А у него, оказывается, уже были дети. Двое.

Оксана стояла на кухне, прислонившись к холодильнику. В голове шумело. Пять лет. Пять лет он знал и молчал. Встречался с ними? Помогал деньгами? Или вообще не знал об их существовании?

— Ты... ты их видел раньше? — спросила она тихо.

Толик сидел за столом, уткнувшись лбом в ладони.

— Наталья не сказала мне, когда забеременела дочкой, а сын уже был. Мы расстались, она уехала к матери в Тамбов. Узнал случайно, два года назад. Встретил в магазине. Она с ними была.

— И ты молчал.

— Ты бы не поняла.

— Ах, не поняла бы! — голос взвился до крика. — А сейчас, значит, пойму?! Когда ты притащил их в мой дом?!

— В наш дом, — поправил он.

— В мой! Я плачу половину за аренду! Я готовлю, убираю! Я...

Она не договорила. Мальчишка — Вадим — появился в дверях кухни. Стоял, переминаясь с ноги на ногу, и смотрел на отца.

— Пап, а где нам спать?

Толик поднял голову.

— Сейчас постелю на диване. Пока так.

— Пока?! — взвилась Оксана. — Ты что, всерьез думаешь, что они здесь останутся?!

Но Толик уже вышел из кухни. Мальчишка исчез следом. Оксана осталась одна — посреди этой маленькой кухоньки, где еще пять минут назад ее жизнь была простой и понятной.

Она схватила телефон. Пальцы тряслись, когда набирала номер Риты.

— Алло? — подруга взяла трубку после третьего гудка.

— Рит, у меня... — голос сорвался. — Приезжай. Пожалуйста.
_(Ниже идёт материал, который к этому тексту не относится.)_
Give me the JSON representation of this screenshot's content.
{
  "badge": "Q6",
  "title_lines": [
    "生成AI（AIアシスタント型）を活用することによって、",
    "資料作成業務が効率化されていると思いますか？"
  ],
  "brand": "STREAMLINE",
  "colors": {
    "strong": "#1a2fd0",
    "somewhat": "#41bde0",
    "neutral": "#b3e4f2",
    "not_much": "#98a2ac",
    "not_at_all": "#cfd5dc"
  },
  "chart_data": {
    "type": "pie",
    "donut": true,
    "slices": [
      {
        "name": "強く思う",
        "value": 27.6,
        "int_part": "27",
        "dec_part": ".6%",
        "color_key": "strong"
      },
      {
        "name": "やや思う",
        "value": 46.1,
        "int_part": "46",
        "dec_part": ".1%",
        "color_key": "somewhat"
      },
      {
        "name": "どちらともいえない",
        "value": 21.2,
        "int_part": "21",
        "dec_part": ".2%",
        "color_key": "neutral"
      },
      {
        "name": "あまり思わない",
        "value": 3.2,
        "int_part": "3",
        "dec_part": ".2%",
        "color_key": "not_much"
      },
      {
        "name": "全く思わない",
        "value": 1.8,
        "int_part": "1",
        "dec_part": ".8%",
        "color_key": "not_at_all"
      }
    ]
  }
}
Рита примчалась через двадцать минут. Маленькая, вечно растрепанная, с яркой помадой на губах. Она ворвалась в квартиру, как ураган, окинула взглядом прихожую — детские куртки на крючках, рюкзак в углу — и присвистнула.

— Ничего себе.

Оксана уже успела выпить полстакана коньяка. Сидела на кухне, курила — хотя бросила три года назад. Пачку нашла в верхнем ящике — Толик иногда баловался.

— Рассказывай, — Рита плюхнулась на стул напротив.

И Оксана рассказала. Сбивчиво, перескакивая с одного на другое. Про Наталью, про детей, про то, что Толик все знал и молчал. Рита слушала молча, только морщилась, когда Оксана затягивалась слишком глубоко.

— Значит, так, — сказала она, когда Оксана замолчала. — Он козел, это раз. Но дети-то при чем?

— А я при чем?! — взорвалась Оксана. — Я их рожала? Я их мать?!

— Нет. Но ты его жена.

— И что с того?

— А то, что теперь это твоя семья.

Оксана уставилась на подругу. Рита всегда была прямолинейной, но сейчас она просто выносила приговор.

— Я не соглашалась на это! — прошипела Оксана. — Я не хочу!

— А у тебя есть выбор? — Рита наклонилась через стол. — Слушай, он отец. Они его кровь. Мать умерла. Куда им еще идти?

— В приют!

— Серьезно? — Рита откинулась на спинку стула, скрестив руки на груди. — Своих детей в приют отдать? Ты же понимаешь, как это звучит?

— Своих! — выкрикнула Оксана. — Его! Не моих!

Рита помолчала. Потом медленно покачала головой.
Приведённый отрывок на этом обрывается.